Cosmetics companies that are sued under theories about the presence of PFAS in their products will likely want to consider moving for dismissal or stay on the basis of the pending FDA research report. Potentially, the results of the FDA's research might render the claims against them moot. At the very least, they can argue, based on the primary-jurisdiction doctrine, that the FDA's forthcoming report will be helpful to the parties and court in resolving the dispute.

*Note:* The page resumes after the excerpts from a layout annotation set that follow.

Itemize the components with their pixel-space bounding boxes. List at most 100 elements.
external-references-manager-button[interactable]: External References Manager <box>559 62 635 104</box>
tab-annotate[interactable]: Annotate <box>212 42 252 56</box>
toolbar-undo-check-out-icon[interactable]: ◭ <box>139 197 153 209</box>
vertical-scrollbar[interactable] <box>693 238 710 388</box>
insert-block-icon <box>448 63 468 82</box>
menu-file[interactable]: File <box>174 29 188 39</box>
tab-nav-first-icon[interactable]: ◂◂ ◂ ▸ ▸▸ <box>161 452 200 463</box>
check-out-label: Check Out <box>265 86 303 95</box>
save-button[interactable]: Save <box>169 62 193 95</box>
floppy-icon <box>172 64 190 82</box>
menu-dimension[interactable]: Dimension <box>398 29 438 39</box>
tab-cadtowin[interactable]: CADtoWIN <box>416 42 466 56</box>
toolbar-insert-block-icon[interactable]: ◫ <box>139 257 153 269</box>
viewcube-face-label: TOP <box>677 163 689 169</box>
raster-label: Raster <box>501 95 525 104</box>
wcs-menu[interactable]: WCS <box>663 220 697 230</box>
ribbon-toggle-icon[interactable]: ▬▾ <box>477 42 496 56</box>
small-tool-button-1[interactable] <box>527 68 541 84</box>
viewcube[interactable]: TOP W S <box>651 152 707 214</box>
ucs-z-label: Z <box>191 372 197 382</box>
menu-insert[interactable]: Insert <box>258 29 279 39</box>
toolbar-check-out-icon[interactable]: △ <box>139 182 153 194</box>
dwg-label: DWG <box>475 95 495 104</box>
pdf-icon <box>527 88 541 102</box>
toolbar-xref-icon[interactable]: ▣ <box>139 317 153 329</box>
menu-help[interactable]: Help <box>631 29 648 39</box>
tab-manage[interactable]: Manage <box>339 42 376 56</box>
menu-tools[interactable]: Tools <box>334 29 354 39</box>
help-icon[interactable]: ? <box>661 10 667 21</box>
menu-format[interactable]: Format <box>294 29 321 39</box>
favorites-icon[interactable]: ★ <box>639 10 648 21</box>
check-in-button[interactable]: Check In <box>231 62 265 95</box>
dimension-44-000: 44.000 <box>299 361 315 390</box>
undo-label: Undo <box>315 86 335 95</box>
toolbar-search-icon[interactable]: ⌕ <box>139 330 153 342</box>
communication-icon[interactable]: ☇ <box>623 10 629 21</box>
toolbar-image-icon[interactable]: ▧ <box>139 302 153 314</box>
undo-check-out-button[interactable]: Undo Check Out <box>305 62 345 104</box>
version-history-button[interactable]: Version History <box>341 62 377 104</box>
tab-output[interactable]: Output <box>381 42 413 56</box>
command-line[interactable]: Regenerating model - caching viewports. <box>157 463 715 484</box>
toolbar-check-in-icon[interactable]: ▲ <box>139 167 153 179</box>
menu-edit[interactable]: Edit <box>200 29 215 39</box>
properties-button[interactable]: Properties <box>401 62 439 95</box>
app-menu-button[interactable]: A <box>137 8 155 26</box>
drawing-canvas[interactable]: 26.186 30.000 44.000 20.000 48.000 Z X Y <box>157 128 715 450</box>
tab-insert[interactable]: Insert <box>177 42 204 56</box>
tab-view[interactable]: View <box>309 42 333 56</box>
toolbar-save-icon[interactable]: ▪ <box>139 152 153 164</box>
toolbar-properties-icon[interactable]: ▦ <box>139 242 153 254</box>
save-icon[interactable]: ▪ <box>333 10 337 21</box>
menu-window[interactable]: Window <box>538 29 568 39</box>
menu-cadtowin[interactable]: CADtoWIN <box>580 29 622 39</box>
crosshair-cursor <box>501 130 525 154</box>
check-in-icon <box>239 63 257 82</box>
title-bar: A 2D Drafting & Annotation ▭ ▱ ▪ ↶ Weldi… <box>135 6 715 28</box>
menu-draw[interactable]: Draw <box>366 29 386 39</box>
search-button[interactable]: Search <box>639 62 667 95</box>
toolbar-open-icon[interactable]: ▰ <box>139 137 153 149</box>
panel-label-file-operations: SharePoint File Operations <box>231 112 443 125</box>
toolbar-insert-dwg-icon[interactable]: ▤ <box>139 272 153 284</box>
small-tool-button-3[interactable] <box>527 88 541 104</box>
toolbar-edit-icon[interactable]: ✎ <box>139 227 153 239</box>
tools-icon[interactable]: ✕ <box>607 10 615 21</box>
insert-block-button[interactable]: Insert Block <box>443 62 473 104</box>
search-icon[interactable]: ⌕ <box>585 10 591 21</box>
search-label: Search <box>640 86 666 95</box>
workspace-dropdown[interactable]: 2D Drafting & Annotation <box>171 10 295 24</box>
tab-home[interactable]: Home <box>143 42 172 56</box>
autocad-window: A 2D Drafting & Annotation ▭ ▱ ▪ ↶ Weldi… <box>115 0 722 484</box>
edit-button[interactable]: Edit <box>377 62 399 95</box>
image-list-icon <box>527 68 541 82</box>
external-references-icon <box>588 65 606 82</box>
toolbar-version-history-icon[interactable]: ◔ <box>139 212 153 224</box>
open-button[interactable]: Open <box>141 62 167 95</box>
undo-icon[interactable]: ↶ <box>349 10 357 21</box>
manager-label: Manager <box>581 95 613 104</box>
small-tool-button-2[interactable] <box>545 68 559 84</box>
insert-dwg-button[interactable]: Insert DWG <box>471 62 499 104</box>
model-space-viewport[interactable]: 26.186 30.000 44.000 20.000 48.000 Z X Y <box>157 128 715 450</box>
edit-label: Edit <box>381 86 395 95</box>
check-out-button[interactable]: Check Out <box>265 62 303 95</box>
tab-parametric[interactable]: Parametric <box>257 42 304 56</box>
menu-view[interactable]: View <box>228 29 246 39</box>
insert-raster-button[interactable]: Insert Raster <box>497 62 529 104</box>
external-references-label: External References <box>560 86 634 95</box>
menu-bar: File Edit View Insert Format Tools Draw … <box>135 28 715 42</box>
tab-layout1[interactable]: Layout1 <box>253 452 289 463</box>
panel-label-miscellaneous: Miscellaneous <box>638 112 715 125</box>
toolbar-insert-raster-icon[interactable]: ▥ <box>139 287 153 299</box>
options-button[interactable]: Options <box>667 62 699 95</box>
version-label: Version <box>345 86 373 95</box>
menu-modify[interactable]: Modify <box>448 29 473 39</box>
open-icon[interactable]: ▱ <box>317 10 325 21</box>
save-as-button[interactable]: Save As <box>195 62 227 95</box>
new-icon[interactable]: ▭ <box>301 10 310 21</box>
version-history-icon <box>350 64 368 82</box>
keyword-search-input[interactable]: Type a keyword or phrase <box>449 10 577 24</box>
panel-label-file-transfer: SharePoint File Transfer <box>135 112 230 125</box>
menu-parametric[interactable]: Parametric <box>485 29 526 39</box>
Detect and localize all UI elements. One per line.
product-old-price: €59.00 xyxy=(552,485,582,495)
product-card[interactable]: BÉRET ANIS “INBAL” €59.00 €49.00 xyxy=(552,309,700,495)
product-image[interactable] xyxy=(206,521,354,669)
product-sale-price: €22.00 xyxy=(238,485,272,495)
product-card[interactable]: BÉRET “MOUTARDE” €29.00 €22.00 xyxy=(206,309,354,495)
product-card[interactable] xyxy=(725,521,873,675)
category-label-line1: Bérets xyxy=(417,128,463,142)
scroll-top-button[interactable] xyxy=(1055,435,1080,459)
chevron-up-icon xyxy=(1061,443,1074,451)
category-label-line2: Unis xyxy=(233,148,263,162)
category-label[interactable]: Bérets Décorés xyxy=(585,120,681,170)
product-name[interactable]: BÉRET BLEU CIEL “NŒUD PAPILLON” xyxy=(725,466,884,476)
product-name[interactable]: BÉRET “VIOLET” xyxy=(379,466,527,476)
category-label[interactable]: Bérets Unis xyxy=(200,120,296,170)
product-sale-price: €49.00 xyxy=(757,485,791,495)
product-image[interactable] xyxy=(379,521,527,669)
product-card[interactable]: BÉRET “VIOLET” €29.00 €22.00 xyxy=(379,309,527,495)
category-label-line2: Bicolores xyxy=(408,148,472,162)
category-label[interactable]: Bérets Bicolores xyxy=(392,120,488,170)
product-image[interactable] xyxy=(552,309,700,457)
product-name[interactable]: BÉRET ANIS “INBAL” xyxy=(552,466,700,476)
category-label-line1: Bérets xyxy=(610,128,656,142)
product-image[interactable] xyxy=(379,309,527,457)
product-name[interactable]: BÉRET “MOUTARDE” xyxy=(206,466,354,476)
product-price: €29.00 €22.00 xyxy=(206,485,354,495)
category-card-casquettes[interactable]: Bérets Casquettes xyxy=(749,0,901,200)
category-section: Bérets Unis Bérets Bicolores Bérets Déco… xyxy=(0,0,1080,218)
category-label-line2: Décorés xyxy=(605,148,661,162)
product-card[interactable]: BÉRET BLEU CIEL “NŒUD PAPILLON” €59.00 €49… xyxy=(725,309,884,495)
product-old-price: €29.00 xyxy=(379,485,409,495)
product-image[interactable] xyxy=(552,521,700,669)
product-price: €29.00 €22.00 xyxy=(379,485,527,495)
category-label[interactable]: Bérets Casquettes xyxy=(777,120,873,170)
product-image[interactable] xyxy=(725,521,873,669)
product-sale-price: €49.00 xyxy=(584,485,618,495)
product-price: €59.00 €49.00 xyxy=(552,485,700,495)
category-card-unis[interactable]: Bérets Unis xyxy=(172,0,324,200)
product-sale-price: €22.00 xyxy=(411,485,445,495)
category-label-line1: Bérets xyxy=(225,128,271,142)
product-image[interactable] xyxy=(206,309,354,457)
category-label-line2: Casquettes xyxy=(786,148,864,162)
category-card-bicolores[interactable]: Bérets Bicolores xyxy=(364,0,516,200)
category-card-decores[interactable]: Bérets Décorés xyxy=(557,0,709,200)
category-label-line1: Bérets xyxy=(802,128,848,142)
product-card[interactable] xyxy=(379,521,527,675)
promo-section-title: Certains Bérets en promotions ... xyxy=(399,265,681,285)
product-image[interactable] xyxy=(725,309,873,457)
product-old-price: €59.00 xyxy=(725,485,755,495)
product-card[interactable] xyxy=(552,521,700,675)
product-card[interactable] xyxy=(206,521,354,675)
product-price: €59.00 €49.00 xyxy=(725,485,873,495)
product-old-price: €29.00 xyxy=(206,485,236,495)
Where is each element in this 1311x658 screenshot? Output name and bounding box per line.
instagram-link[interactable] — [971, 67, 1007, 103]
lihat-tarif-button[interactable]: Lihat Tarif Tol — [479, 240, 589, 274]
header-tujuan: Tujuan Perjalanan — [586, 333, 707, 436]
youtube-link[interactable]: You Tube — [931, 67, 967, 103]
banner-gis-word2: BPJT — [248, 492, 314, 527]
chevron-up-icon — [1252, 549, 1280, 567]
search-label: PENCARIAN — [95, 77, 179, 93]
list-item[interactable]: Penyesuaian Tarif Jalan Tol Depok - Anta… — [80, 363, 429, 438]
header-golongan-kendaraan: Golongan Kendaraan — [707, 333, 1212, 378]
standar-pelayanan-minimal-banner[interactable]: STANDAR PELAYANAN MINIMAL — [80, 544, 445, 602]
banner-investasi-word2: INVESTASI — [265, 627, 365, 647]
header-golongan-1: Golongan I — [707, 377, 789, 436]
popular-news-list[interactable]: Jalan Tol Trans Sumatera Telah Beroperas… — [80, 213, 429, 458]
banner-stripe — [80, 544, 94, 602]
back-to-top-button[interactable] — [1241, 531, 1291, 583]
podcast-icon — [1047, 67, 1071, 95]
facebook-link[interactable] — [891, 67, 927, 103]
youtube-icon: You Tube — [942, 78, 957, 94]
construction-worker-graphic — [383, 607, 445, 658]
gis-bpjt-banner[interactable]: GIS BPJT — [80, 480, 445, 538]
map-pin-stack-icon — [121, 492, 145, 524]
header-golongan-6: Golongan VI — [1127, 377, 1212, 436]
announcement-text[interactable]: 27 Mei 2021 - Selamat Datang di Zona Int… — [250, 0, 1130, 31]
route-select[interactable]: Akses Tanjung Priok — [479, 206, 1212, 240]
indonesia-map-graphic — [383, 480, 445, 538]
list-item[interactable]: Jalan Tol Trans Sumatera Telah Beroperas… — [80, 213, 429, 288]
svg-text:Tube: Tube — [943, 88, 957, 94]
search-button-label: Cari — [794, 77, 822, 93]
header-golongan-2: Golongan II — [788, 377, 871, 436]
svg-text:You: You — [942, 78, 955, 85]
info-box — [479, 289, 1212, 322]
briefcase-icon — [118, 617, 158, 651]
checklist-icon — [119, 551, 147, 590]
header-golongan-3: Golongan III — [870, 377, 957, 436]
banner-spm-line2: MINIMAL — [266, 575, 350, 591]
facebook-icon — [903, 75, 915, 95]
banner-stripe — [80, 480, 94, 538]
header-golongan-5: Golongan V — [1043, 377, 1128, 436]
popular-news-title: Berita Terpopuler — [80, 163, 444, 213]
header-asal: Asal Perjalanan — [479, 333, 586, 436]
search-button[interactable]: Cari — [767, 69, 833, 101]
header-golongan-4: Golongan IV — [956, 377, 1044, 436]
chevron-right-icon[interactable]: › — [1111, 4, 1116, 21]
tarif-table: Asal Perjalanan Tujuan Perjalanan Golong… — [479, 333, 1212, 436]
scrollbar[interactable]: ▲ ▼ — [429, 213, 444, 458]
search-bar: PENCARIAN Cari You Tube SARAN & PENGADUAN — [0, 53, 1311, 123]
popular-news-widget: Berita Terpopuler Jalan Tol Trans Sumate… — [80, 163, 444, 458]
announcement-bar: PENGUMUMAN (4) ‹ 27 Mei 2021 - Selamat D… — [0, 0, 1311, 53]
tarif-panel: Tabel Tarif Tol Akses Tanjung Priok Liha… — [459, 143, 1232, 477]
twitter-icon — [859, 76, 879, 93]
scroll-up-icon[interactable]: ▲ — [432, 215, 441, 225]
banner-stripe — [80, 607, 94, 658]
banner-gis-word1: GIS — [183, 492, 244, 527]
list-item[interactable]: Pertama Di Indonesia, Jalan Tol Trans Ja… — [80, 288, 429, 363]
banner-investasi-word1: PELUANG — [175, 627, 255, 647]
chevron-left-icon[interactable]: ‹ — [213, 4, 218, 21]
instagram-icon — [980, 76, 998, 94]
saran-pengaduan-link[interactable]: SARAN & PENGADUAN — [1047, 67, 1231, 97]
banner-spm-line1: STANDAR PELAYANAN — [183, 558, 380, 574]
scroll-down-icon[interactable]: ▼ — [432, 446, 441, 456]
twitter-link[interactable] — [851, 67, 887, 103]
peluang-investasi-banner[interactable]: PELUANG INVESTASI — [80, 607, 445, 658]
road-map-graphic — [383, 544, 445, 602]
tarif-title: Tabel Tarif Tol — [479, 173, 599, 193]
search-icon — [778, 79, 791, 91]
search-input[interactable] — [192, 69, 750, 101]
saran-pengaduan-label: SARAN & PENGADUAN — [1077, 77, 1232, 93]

Winston & Strawn Law Clerk Arthur Schoen also contributed to this blog post.
1. Modernization of Cosmetics Regulation Act of 2022, Pub. L. 117–328, §§ 3501–3508, https://www.congress.gov/117/bills/hr2617/BILLS-117hr2617enr.pdf.
2. Id., § 3506.
3. See, e.g., Environmental Protection Agency, PFAS Strategic Roadmap: EPA's Commitments to Action 2021–2024, https://www.epa.gov/system/files/documents/2021-10/pfas-roadmap_final-508.pdf.
4. U.S. Food & Drug Administration, Per and Polyfluoroalkyl Substances (PFAS) in Cosmetics, https://www.fda.gov/cosmetics/cosmetic-ingredients/and-polyfluoroalkyl-substances-pfas-cosmetics.
5. Primary-Jurisdiction Doctrine, Black's Law Dictionary (11th ed. 2019).
6. See, e.g., Pharm. Rsch. & Mfrs. of Am. v. Walsh, 538 U.S. 644, 673 (2003); Port of Bos. Marine Terminal Ass'n v. Rederiaktiebolaget Transatlantic, 400 U.S. 62, 68 (1970); United States v. W. Pac. R.R. Co., 352 U.S. 59, 63–64 (1956).
7. No. 1:21-CV-133, 2023 WL 350818 (N.D.N.Y. Jan. 19, 2023).